What are your ambitions as a band and as individuals?

Anna: I can't speak for everyone, but I would consider myself to be successful if I can make a living doing what I love, which is music and performing. Even if it's not on some gigantic superstar scale. If my music reaches people and touches them or causes them to think, I've done my job.

David Vella: Our ambition is to simply make records and songs that stand the test of time. We are songwriters. I cannot imagine any other ambition than being able to do this for ever. Write songs, make records, and play live. For me there is nothing more important or satisfying.

I'd like your point of view on life. I'd also like your opinion about all the violence and hatred going on in various parts of the planet (like Iraq).

Anna: My policy on life has always been that everything happens for a reason and that what doesn't kill you makes you stronger. No one's life is perfect or easy - it's always going to be a struggle in some way and it's what you learn from your struggles and the people you meet along the way that matters. I think that violence in any form sucks. It seems to me that there must always be another way to solve problems. Unfotunately, there are places in the world where violence is the only language that they will listen to.

Finally I'd like you to send a message out to all of those who'll read this Interview from all over the planet. Write anything you feel like writing to them...

Anna: Never forget that you can love and respect someone without completely understanding them or where they're coming from. Compassion is the greatest gift you can give another human being. THANK YOU for listening to our music! You are the reason we can keep doing what we love and we will never forget that.
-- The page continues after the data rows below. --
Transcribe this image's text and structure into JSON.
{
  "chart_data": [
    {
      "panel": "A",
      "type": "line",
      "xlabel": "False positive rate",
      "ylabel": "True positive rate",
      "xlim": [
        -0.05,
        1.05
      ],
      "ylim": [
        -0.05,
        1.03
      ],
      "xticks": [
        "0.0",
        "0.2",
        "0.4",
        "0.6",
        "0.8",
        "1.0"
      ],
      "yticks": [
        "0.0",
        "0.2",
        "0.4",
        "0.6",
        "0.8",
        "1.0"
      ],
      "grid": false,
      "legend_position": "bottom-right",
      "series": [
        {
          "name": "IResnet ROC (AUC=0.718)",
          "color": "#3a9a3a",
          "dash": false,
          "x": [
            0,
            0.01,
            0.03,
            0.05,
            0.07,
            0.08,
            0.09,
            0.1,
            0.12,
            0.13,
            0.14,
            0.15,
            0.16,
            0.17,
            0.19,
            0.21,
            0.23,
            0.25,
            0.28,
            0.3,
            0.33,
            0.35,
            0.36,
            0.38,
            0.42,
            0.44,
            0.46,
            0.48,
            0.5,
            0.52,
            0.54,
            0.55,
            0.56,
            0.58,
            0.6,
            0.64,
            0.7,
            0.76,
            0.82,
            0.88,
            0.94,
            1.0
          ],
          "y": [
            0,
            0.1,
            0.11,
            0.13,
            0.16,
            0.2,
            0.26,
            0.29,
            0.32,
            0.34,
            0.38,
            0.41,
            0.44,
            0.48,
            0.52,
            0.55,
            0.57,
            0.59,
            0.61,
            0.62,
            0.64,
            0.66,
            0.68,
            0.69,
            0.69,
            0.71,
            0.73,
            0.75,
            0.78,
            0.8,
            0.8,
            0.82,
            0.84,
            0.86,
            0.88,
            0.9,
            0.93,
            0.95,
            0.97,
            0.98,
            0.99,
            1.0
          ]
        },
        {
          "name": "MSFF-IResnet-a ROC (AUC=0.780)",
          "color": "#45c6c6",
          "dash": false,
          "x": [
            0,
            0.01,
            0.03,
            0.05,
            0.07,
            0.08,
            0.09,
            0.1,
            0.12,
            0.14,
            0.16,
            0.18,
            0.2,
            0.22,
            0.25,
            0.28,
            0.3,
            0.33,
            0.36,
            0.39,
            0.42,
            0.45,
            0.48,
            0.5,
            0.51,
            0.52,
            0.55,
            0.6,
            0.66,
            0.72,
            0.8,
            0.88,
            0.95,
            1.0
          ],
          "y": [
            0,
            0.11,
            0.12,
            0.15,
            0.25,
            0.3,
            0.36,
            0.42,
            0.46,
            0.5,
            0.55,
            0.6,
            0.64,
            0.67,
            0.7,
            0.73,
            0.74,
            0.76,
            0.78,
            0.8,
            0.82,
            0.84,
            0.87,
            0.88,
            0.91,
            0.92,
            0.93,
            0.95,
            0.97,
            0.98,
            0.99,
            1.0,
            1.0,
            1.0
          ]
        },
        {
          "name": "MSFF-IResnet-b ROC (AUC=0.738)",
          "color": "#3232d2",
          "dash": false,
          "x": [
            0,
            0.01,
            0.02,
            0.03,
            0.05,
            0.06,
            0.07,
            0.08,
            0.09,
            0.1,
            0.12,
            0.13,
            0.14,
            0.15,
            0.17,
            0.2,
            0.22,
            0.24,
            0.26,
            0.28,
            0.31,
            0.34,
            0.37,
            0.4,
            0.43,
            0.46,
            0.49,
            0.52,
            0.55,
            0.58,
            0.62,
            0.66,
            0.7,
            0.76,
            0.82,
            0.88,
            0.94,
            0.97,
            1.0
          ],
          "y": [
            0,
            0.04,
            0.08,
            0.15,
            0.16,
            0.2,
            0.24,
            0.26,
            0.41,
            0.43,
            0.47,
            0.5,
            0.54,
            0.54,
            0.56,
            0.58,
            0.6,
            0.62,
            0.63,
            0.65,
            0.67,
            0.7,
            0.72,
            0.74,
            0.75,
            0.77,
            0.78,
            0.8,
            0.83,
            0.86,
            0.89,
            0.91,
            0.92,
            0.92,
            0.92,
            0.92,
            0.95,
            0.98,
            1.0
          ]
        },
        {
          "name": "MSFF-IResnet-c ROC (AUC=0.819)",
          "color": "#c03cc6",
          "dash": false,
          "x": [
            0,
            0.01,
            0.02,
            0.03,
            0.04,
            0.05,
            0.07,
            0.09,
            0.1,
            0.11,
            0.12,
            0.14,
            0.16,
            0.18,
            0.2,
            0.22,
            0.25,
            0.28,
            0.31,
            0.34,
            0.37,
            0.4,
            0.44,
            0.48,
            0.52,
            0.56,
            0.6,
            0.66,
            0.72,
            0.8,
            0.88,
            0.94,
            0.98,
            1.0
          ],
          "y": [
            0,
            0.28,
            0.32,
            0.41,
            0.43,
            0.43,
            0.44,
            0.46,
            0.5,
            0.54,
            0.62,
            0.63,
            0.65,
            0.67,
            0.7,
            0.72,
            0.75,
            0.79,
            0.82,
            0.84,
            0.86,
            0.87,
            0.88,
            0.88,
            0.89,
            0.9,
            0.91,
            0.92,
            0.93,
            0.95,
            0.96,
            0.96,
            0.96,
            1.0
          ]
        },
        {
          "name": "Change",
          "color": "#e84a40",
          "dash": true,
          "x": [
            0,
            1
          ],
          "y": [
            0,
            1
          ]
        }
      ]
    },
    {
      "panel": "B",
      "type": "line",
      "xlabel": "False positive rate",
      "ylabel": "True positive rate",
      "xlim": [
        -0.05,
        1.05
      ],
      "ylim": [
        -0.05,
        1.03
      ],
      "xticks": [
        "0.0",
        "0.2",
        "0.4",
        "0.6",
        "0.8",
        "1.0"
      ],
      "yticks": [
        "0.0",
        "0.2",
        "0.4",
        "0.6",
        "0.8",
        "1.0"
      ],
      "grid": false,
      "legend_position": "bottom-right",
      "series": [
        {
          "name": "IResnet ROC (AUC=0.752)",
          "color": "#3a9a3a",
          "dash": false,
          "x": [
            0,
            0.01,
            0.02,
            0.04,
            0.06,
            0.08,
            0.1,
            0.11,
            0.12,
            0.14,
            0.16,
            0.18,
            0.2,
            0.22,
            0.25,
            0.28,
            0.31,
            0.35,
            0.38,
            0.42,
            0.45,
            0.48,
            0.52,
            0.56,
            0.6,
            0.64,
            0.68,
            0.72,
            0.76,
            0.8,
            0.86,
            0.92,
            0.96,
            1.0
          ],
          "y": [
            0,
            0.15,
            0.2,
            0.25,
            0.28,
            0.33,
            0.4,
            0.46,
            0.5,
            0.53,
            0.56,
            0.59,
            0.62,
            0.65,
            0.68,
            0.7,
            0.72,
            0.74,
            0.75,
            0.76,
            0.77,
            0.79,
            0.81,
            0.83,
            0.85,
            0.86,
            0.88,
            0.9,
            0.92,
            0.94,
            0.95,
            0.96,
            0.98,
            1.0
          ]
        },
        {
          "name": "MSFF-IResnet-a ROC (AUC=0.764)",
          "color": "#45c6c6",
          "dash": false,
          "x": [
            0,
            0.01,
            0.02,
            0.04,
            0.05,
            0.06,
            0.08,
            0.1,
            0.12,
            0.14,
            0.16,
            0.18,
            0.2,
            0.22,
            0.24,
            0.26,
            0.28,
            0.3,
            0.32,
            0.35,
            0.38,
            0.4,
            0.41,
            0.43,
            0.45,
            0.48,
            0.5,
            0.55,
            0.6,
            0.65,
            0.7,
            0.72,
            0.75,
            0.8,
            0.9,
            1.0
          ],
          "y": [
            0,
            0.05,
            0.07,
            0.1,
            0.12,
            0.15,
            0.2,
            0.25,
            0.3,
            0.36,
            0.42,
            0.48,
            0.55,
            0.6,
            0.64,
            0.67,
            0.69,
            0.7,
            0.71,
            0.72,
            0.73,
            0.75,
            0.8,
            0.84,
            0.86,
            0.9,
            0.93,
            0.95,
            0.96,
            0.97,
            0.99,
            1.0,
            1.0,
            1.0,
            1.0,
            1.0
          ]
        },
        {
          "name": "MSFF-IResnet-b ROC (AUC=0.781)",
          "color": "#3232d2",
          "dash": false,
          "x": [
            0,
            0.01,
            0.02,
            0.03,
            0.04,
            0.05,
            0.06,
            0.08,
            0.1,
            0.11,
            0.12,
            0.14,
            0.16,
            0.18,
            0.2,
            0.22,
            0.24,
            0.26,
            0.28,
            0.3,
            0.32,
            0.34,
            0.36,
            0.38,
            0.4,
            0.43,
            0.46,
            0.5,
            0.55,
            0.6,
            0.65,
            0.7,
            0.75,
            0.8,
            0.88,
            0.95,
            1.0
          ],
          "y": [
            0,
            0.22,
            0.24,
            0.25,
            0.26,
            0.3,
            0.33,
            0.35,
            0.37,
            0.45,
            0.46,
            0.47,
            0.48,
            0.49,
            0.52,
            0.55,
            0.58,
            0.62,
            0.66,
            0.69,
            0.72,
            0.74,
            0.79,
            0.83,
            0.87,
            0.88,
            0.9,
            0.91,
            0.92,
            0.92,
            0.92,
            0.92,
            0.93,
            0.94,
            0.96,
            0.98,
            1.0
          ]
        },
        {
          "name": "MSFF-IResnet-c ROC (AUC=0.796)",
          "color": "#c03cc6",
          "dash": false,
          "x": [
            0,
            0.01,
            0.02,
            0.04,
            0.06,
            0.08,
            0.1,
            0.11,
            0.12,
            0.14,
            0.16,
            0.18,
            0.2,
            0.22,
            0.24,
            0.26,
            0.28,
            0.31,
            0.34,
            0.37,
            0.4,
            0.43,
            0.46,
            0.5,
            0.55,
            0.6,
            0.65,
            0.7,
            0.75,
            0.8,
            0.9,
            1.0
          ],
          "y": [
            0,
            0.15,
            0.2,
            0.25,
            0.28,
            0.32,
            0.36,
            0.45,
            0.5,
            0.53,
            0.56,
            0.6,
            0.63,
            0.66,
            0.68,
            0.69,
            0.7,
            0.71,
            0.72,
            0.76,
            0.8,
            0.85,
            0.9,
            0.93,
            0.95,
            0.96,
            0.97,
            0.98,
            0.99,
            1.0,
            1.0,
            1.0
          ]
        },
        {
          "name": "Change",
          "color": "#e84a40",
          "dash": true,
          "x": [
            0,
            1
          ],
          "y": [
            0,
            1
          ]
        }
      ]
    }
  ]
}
BB Mayes: We do what we feel is natural and hope that it speaks to people, that it connects in someway, shape, or form. When it does, it is an amazing feeling and gives us validation that we should stay on this path, continue writing, continue recording. We do not know where we would be without this connection. Probably, emotionally bankrupt. We have gotten so much back from our fans; it is a debt that we will have to spend a lifetime paying back.